碧梧桐は自ら古い自分の俳句は書かないので、どこか旅立つ前に稼ぐための、リクエスト式の揮毫会で書かれたもの?と推測。
この俳句について手元の句集をめくると、岩波文庫の『碧梧桐俳句集』で掲載を確認。明治32(1899)年、「春夏秋冬」雑誌の頃に詠まれたものだそう。
今朝の秋
季語です。
検索すると、「秋めいた感じになった朝。立秋の日の朝をいう。」で、例にこの俳句が引用されています。結構知られた俳句なんですね。
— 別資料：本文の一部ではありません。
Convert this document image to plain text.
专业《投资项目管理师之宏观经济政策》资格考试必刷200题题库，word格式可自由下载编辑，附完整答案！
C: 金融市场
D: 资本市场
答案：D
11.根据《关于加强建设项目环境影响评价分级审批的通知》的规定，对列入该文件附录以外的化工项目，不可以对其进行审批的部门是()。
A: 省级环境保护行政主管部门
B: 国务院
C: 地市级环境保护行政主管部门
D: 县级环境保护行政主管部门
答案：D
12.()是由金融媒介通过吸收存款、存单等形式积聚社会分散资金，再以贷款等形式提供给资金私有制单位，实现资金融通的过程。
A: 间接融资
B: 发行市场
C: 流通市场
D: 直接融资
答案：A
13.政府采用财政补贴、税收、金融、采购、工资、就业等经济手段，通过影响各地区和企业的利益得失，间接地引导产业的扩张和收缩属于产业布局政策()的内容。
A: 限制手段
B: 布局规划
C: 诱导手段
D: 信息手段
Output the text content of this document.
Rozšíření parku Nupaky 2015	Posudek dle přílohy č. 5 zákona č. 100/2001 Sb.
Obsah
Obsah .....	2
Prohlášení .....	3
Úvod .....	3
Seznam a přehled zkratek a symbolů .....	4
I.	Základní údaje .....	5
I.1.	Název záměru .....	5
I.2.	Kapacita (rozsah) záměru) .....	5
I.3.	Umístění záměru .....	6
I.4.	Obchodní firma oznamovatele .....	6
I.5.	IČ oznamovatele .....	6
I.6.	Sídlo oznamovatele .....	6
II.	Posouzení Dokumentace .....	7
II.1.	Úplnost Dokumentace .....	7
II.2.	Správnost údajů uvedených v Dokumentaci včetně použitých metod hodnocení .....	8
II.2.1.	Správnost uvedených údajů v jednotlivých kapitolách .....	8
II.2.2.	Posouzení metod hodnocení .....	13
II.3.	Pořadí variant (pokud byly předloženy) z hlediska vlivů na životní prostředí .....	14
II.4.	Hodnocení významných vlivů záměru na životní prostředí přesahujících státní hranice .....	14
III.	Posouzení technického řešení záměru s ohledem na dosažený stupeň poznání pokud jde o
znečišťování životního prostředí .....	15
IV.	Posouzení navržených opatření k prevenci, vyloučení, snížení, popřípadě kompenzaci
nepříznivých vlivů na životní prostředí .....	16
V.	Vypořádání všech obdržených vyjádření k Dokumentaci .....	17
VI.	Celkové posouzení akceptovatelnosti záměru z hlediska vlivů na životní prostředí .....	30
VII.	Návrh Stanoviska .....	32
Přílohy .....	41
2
秋めいた感じになった朝!ここ最近(2024年9月中旬)のことじゃないですか!昼はまだ夏だけど……朝は秋の気候……
あと、碧梧桐はよく「秋」の字の部首とつくりを逆に置いているのをよく見ます。
こちらも「部首とつくり 逆」で検索したら、レファレンス協同データベースで以下のように紹介されていました。「動用字」というそうで、この質問にある通り「秋」は動用字の代表格なのかしら
千里の馬
『碧梧桐俳句集』によると「一日に千里の道も走れるほどの優れた馬。転じて、優れた才能の人物。」とありました。
単純に、今から一緒に長く旅するお馬さんかな?と思っていたら、つまり優秀な馬のことでした。
この俳句の内容的には人物ではないと思ったので、今から一緒に長く旅する、体力がすごいある優秀なお馬さん、と理解しておきます。
相しける
……をさまざま検索かけて、これは「相(そう)する」でしょうか。
意味は「物事の姿や有様をみて、その実体を判定する。鑑定する。見たてる。」または「人相・家相・地相などをみて、吉凶を判断する。占う。」
ちゃんと”見た”うえで、判断するという言葉のようですね。
今回の場合は優秀なお馬さんを選ぶなので、「見たてる」が適当でしょうか。
以上から、この俳句は
秋めいた感じになったある朝、これから長く旅を共にする優秀な馬を見立てるぞ
という意味なんじゃないかと想像しました。
気候が涼しくなってきた秋、旅立ちによい季節!これから旅が始まる、静かに浮き立っている気持ちも読み取れます。いいお馬さん見つかると良いね…と思わず祈ってしまいます。よい旅を〜!
おまけ
この俳句、どこかで引用されていないかと国立国会図書館デジタルコレクションで検索してみると、寒川鼠骨編の『明治四大家俳句集 秋冬』の秋の部=時候に載ってました。
この「今朝の秋千里の馬を相しけり」と一緒に選ばれていた俳句が「曇れども蒸さず秋立つ日なりけり」。
わ、わかる〜…!今の残暑で蒸し蒸しの気候も、いつしか秋に移り変わるうちに曇ってたとしてもカラッと乾燥する空気になっていくんだ〜…秋を感じる実感の一つだよなあ(ここで秋らしい空が高い晴れた様子を詠むのではなく、曇りを詠むのがなんとなく碧梧桐っぽい)
碧梧桐、秋の実感詠むのうますぎだろ…… ということだけ言いたかったおまけでした。